Known methods for sealingly connecting a tie-back string of casing into a downhole liner section typically involve the use of a tool known as a polished bore receptacle (PBR). The PBR is a separate tool which is screwed to the top of the liner section. The PBR has a smoothed cylindrical inner bore configured to receive the lower end of the tieback casing. The tieback casing is landed in the PBR to form a sealed connection between the tieback casing and the liner. The lower portion of the tieback casing is configured with seals on its outer diameter and these seals seal within the PBR.
FIG. 1 shows a known method of providing liner tieback connection in a wellbore 100 in which a second tube 10 is tied back to the surface using a first tube 12. The wellbore 100 is dined with a casing 102 which incrementally decreases in diameter as the depth increases. Tubing 104 for gas lift, with an internal gas lift valve 106, is provided within the casing 102. The second tube 10 has a diameter of 9⅝ in (244 mm) and extends upwards into the upper adjacent casing which has a diameter of 13⅜ in (340 mm).
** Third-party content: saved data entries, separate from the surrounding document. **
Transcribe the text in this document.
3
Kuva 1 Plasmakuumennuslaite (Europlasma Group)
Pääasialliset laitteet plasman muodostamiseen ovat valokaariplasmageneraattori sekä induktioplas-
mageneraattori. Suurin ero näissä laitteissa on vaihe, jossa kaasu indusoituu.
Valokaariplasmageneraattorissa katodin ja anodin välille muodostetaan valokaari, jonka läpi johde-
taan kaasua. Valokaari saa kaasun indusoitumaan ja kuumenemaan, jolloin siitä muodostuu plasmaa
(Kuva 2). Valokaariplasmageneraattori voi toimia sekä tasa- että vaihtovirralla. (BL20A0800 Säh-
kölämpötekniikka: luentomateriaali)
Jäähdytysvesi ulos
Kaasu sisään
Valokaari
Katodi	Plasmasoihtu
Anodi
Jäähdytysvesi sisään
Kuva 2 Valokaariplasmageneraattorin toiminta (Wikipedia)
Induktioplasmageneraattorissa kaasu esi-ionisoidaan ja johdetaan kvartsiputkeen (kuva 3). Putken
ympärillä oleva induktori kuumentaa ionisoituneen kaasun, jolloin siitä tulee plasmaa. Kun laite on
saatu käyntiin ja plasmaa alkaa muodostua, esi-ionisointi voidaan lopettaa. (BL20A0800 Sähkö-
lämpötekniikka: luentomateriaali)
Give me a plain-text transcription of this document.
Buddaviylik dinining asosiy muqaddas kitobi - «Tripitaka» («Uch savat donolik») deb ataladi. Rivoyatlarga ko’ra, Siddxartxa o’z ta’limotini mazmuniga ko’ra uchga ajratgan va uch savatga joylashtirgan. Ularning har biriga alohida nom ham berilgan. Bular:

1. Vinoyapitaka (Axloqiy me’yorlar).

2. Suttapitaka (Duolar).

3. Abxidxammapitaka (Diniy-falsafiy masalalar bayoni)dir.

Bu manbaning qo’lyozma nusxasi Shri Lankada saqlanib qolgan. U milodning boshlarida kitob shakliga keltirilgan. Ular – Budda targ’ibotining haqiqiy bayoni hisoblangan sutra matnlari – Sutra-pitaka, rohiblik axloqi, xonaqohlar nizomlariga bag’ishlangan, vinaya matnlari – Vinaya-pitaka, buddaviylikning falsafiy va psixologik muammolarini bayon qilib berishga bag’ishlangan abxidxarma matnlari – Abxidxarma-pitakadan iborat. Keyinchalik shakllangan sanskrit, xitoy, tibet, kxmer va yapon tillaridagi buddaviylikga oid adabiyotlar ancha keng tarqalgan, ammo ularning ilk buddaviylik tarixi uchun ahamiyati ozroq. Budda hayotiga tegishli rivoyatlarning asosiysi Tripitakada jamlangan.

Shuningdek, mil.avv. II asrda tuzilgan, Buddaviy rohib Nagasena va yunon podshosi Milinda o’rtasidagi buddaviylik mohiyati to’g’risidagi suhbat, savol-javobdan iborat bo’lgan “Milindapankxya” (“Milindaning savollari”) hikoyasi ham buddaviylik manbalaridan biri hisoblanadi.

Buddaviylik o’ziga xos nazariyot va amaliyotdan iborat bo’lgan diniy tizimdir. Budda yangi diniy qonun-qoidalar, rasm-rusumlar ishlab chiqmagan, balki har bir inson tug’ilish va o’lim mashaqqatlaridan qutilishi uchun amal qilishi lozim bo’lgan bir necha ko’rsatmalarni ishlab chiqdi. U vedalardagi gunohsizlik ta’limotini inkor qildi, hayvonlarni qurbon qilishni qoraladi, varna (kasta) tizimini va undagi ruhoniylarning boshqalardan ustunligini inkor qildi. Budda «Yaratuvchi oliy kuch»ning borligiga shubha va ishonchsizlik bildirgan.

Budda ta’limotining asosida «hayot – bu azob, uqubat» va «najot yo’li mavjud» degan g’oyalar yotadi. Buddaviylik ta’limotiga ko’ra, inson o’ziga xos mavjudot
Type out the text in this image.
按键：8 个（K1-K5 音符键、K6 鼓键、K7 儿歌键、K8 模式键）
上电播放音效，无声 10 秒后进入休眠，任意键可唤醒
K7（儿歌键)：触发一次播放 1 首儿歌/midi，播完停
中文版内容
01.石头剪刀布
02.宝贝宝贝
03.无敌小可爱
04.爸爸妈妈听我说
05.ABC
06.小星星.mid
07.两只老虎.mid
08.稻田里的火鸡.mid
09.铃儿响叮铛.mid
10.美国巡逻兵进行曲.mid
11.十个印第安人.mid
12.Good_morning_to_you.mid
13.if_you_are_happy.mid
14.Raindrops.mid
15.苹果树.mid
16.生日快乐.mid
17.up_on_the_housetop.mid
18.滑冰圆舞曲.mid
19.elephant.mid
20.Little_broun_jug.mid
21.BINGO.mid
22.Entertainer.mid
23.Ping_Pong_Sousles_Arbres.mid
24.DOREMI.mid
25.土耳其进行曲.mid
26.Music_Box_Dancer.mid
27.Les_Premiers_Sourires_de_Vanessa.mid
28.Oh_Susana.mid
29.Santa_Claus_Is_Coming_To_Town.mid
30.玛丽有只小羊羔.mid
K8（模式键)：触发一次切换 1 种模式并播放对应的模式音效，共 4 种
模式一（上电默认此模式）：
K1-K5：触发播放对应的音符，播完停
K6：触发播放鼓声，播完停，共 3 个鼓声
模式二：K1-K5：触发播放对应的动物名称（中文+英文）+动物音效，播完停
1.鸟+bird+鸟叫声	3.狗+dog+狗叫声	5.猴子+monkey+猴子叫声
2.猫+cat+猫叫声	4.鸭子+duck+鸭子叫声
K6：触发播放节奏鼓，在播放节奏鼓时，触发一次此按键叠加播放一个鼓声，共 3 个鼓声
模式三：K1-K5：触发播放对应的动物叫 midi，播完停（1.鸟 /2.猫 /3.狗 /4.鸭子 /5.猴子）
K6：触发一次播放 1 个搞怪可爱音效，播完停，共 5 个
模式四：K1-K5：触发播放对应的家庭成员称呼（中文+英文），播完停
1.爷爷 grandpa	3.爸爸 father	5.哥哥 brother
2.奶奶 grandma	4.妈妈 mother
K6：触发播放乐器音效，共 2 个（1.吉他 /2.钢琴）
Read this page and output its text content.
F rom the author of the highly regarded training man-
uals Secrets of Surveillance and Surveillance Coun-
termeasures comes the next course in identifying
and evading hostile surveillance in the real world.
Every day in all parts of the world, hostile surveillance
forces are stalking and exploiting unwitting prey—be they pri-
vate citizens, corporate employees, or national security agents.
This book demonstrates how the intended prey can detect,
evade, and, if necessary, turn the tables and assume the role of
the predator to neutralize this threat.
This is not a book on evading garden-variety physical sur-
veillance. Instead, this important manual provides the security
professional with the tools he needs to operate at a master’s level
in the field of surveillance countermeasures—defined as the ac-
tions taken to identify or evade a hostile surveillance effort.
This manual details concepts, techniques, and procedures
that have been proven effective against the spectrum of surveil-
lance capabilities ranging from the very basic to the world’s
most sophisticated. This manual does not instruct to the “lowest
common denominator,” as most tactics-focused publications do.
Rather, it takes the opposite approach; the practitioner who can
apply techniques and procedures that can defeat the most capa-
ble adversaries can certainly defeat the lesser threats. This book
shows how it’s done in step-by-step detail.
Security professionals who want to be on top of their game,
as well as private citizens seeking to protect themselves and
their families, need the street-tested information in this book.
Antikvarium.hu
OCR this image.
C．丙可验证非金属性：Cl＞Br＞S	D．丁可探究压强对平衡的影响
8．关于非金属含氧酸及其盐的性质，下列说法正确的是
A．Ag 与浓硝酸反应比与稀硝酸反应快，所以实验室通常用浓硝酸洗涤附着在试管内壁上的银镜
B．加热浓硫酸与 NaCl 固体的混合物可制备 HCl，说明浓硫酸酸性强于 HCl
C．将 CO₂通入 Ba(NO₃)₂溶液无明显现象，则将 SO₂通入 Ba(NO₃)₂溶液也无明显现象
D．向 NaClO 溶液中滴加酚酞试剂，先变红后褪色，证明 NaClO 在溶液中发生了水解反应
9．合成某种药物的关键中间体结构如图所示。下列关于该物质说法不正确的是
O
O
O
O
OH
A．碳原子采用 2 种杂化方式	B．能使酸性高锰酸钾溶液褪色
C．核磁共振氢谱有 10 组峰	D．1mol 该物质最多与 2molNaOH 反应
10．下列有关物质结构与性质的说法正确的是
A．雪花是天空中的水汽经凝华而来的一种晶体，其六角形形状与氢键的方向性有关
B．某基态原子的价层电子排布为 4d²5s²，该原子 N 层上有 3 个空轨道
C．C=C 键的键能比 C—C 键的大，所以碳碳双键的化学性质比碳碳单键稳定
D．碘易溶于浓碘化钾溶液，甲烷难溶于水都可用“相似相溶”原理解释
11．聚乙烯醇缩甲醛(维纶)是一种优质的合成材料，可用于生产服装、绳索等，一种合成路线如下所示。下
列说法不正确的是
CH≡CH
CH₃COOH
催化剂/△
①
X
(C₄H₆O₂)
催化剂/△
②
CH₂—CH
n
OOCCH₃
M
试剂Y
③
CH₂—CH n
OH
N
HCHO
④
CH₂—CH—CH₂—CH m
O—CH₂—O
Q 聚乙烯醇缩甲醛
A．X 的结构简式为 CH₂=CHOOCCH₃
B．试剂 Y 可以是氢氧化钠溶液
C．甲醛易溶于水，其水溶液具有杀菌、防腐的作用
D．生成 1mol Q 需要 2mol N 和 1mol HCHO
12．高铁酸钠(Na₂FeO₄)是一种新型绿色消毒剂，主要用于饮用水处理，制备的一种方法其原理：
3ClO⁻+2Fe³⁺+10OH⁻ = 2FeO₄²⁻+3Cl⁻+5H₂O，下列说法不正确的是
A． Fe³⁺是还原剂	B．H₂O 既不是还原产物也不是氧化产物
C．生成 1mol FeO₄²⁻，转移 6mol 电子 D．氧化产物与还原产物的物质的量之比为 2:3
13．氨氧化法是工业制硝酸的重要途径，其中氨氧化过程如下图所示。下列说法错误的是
A PBR 14 is connected to the upper end of the second tube 10. A liner hanger 16 at an upper portion, and cement 108 at a lower portion, fix the second tube 10 within the wellbore 100. The first tube 12 is lowered and the lower end of the first tube 12 fits within the polished bore of the PBR 14. By itself, particularly in harsh environments, the PBR 14 may not be able to provide sufficient sealing and so a tie back packer 18 can be provided above the joint of the first and second tubes. The slidable sealing provided by the PBR 14 does not assist with supporting the first tube 12 in the wellbore 100 and so an anchor 20 may also be provided.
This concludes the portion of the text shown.